Monday
It’s your last chance to see Don Warrington as King Lear at Manchester’s Royal Exchange in Michael Buffong’s highly praised production before it moves to Birmingham. You will also have to hurry to catch Alistair McDowall’s X at the Royal Court. The Wardrobe Ensemble stop off at the Marlowe in Canterbury with their sad and funny 1972: The Future of Sex.
Tuesday
There’s work from Italy, Ireland and Spain in the Best of BE festival at Warwick Arts Centre. It’s your last chance this week to catch the unsettling, sometimes discombobulating, Right Now at the Traverse in Edinburgh. Florian Zeller’s The Father, which boasts a magnificent performance from Kenneth Cranham, is at Birmingham Rep for the rest of the week. Tom Wells’s Folk moves to Hull Truck theatre from tonight until 14 May. Worklight theatre’s Labels is small and quiet, but very good, and it’s at the Drum in Plymouth. Daniel Bye’s Edinburgh hit Going Viral is at Camden People’s theatre. It’s your last chance for the rudely entertaining Wendy Hoose at Soho theatre.
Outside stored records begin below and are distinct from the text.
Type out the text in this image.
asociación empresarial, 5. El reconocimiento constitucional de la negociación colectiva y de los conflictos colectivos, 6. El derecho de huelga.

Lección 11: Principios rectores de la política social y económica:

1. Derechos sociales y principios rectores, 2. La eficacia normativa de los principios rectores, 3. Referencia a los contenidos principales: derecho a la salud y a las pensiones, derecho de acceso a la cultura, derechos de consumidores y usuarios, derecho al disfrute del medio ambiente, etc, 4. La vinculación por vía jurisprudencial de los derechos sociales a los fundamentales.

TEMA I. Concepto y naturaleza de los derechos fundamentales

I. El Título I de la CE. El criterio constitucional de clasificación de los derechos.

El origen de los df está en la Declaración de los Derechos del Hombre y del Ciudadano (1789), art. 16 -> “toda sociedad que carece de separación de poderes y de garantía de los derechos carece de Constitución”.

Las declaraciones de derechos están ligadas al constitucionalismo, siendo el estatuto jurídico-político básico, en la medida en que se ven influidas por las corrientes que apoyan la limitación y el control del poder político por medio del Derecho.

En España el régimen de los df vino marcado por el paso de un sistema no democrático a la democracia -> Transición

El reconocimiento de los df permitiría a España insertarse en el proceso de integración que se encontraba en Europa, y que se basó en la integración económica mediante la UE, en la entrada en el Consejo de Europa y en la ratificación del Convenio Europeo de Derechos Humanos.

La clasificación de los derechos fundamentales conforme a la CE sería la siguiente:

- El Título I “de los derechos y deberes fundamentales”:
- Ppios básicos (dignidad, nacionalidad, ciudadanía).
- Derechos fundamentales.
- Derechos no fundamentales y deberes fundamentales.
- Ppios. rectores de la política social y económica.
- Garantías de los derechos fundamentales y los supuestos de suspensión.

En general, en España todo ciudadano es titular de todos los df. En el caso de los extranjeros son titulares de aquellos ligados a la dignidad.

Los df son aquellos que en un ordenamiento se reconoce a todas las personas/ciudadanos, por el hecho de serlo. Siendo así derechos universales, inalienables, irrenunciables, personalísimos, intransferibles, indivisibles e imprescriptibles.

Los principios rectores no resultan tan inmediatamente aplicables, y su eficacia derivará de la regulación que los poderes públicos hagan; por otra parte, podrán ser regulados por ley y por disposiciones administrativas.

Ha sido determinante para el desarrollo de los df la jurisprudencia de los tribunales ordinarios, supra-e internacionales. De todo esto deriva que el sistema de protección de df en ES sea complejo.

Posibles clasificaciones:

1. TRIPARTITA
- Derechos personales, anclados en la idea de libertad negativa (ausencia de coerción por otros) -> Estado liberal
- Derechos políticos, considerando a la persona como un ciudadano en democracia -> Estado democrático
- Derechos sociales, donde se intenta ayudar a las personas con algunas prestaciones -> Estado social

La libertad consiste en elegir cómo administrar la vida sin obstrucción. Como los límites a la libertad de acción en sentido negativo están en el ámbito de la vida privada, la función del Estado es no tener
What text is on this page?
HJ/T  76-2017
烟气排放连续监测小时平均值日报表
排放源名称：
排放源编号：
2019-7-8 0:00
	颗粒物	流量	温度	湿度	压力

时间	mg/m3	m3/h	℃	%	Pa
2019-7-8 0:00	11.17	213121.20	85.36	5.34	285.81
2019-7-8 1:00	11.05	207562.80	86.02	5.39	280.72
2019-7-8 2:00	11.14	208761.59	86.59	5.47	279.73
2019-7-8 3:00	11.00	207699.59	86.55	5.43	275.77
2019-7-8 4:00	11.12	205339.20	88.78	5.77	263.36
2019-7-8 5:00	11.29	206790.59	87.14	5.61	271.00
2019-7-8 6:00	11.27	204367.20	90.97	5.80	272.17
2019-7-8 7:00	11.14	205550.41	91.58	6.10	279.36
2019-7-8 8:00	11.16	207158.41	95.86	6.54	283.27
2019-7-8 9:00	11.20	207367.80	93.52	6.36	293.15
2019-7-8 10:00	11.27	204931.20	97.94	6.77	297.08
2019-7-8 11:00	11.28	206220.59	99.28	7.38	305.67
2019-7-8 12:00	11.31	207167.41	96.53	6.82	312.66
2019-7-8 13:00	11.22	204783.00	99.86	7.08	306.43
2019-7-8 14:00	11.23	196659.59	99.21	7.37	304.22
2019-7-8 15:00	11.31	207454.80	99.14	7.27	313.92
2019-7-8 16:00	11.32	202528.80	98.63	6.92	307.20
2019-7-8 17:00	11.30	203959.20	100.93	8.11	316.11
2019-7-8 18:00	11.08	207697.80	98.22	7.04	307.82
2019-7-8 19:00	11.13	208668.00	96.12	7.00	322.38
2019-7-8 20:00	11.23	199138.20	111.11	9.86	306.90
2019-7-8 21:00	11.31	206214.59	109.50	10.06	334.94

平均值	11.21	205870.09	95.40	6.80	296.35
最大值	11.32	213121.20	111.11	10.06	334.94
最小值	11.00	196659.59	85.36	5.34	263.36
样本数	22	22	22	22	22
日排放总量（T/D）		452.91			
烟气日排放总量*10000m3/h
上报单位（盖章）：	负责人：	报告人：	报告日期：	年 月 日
Privilege is under the microscope in The Destroyed Room, which is at Battersea Arts Centre as part of A Nation’s Theatre.
Wednesday
There are good things at the Dukes in Lancaster this week, including Sabrina Mahfouz’s play With a Little Bit of Luck which is on tonight and on Friday, and the slyly entertaining Eggs Collective explore Late Night Love. Another Mahfouz play, The Love I Feel is Red, about love and abortion, is at Zion in Bristol from tonight. The verbatim piece Blackout, which is on tour and at the Adam Smith theatre in Kirkcaldy tonight, explores an alcoholic’s road to recovery. Victoria Melody’s enjoyable Hair Peace in which she tries to discover the origins of her own hair extensions is at the Junction in Cambridge. Land and ownership in a post-colonial Zimbabwe is the subject of May Sumbwanyambe’s After Independence, which previews at the Arcola in London from tonight. What’s it like to be a 16-year-old Muslim girl? Ambreen Razia gives us one view in Diary of a Hounslow Girl, which sets out on tour from London’s Oval House tonight.
Thursday
With some help from Tim Crouch, Spymonkey perform all 75 of Shakespeare’s on-stage death scenes in The Complete Deaths at the Royal and Derngate in Northampton. Improbable’s attempt to make sense of who we are, Opening Skinner’s Box, transfers to West Yorkshire Playhouse in Leeds. Martin O’Brien’s Breathe for Me, which focuses on the chronically ill body, is at Warwick Arts Centre. Analogue’s Stowaway is at Home in Manchester for the rest of the week. Dante or Die’s Handle with Care is about a woman who stores things away and is performed in a self-storage space in Worsley; it’s part of the Lowry’s Week 53 festival. The Wonderground takes up residence on London’s Southbank Centre in with the cabaret style show The Raunch.
Friday and the weekend
Tonight, the Brewhouse in Burton on Trent hosts Joan, Lucy J Skillbeck’s retelling of the Joan of Arc story, which is brought vividly alive by Lucy Jane Parkinson’s superb performance. At the Royal Exchange, in Get Yourself Together, Josh Coates considers not fitting in. The Brighton fringe begins on Friday and there’s plenty of theatre popping up all over the city. The Tron’s Mayfesto season in Glasgow kicks off with Connolly, which excavates the role of the Edinburgh-born James Connolly who was executed for his part in the 1916 Easter Rising. On Saturday and Sunday, Rona Munro’s epic history cycle, The James Plays, are at the Lyceum in Sheffield. The Brighton festival begins on Saturday with Blast Theory and Hydrocracker’s Operation Black Antler, in which you go undercover for the night as the ethics of surveillance are explored. Also check out Marc Rees’ Digging for Shakespeare, a promenade performance through allotments where the bard meets gardening tips.